In order to pursue this matter through the CCMA, the employee must prove
1. That he/she has resigned
2. The resignation was a consequence of intolerable employment
3. The employers conduct was the root cause of the intolerable employment.
4. The employee would have continued employment but for the intolerable circumstances.
Examples may be harassment, hostile conduct, assault, unfair disciplinary procedures, unilaterally changing of the terms of employment, excessively difficult work situations, unfair demotion.
The employer must ensure that there are internal remedies available at the employee’s disposal, such as human resources avenues, lodging grievances and communicating with supervisors or managers, to ensure that should an employee be faced with intolerable working conditions they have an opportunity to resolve them.
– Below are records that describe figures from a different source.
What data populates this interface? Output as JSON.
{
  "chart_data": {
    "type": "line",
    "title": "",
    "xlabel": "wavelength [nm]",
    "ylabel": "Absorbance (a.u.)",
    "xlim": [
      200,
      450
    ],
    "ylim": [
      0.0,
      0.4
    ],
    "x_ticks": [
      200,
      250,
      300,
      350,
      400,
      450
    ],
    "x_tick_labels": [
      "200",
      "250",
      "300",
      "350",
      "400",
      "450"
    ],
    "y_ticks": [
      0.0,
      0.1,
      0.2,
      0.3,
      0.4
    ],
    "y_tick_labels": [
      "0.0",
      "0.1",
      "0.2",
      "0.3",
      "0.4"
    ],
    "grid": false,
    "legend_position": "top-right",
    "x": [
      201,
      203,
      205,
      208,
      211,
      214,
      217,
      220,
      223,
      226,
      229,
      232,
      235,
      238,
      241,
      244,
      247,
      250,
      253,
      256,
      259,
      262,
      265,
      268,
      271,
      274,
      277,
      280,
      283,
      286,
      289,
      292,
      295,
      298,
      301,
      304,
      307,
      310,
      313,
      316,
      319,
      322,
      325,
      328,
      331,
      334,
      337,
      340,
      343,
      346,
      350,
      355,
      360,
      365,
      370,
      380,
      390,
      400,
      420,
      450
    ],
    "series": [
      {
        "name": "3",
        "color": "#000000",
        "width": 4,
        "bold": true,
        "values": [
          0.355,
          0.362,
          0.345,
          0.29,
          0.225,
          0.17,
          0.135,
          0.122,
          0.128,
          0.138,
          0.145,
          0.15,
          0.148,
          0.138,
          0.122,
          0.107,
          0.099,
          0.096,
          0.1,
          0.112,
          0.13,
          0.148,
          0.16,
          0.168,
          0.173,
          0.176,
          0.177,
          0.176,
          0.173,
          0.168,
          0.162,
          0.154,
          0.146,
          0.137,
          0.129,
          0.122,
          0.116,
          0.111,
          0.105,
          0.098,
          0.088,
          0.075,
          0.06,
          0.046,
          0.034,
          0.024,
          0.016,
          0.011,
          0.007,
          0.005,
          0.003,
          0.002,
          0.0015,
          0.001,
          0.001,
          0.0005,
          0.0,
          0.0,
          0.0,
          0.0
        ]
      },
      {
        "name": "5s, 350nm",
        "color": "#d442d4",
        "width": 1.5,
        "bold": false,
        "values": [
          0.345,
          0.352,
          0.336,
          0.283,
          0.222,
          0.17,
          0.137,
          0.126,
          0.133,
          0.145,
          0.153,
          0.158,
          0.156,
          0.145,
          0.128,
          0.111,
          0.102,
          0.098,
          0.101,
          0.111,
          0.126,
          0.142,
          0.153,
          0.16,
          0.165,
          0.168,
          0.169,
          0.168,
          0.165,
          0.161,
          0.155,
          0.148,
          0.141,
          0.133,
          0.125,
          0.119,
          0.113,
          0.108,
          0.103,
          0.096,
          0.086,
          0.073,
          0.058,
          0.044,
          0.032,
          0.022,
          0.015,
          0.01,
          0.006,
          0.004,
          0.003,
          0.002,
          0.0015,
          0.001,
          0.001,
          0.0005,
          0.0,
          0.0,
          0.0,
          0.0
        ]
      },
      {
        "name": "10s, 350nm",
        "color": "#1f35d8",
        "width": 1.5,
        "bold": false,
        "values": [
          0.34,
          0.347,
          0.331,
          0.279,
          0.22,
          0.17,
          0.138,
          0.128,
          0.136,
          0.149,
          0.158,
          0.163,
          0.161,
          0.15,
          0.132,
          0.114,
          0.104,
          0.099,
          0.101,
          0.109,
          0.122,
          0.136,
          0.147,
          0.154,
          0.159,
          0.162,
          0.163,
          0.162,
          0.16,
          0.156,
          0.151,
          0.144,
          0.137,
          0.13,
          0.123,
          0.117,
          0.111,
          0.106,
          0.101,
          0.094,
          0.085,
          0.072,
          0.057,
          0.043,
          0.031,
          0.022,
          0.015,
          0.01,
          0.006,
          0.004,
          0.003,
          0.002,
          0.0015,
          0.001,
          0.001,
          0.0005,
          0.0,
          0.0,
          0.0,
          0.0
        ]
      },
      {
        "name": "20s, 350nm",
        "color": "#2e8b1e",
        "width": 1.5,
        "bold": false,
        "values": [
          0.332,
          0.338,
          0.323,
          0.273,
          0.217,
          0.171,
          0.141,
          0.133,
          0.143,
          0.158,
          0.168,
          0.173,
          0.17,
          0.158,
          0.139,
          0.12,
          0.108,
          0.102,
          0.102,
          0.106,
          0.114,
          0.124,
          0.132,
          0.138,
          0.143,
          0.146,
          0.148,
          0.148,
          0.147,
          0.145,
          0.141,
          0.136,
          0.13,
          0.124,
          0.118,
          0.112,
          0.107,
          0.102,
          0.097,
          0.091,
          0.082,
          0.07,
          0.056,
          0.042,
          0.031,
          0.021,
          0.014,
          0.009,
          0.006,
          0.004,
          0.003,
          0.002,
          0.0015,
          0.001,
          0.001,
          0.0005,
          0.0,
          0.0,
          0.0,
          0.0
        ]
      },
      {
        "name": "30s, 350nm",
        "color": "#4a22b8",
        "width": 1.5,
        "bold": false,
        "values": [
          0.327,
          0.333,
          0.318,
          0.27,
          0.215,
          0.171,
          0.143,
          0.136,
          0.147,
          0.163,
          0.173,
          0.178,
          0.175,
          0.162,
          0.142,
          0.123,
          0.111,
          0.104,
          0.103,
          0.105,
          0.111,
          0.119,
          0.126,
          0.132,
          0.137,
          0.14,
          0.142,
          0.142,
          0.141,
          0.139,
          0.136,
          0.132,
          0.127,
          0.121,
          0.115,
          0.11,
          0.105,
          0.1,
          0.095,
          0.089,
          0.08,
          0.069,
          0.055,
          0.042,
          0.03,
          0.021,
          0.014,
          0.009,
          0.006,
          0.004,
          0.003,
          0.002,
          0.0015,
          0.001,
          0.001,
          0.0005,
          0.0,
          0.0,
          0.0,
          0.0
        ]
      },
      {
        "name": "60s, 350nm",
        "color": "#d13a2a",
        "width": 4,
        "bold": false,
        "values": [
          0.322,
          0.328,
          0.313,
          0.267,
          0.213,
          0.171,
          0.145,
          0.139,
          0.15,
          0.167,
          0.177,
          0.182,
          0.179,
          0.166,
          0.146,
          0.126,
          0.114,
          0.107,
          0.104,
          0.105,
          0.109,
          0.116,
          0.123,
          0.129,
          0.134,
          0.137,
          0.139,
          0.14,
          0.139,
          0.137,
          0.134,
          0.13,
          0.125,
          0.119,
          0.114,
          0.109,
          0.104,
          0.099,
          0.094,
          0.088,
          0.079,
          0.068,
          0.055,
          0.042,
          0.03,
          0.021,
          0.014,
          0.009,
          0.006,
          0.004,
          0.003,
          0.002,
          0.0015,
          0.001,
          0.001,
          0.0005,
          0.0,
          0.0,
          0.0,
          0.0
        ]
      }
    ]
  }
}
However, if an employee resigns and then revokes the resignation, this will not constitute constructive dismissal because it will be seen as the employee accepting the conditions as tolerable.
Remember that not all workplace pressures should be resolved with resignation, because the employer is entitled to presume the employee can withstand the requirements of the job.
Rather take practical steps to manage work related stress and dissatisfaction:
1) Allow open avenues for employees to speak to superiors
2) Keep a good record of your employees’ job descriptions in order to clarify their roles when needed.
3) Provide support or training pertaining to the grievance.
4) Make sure your employees know that the employer must be made aware of any illness or worsening conditions.
5) Have clear policies in place with regard to harassment and grievances,
Workplace pressures and stress are not always avoidable, but some are manageable. Success is the product of how well you can play the hand you have been dealt with!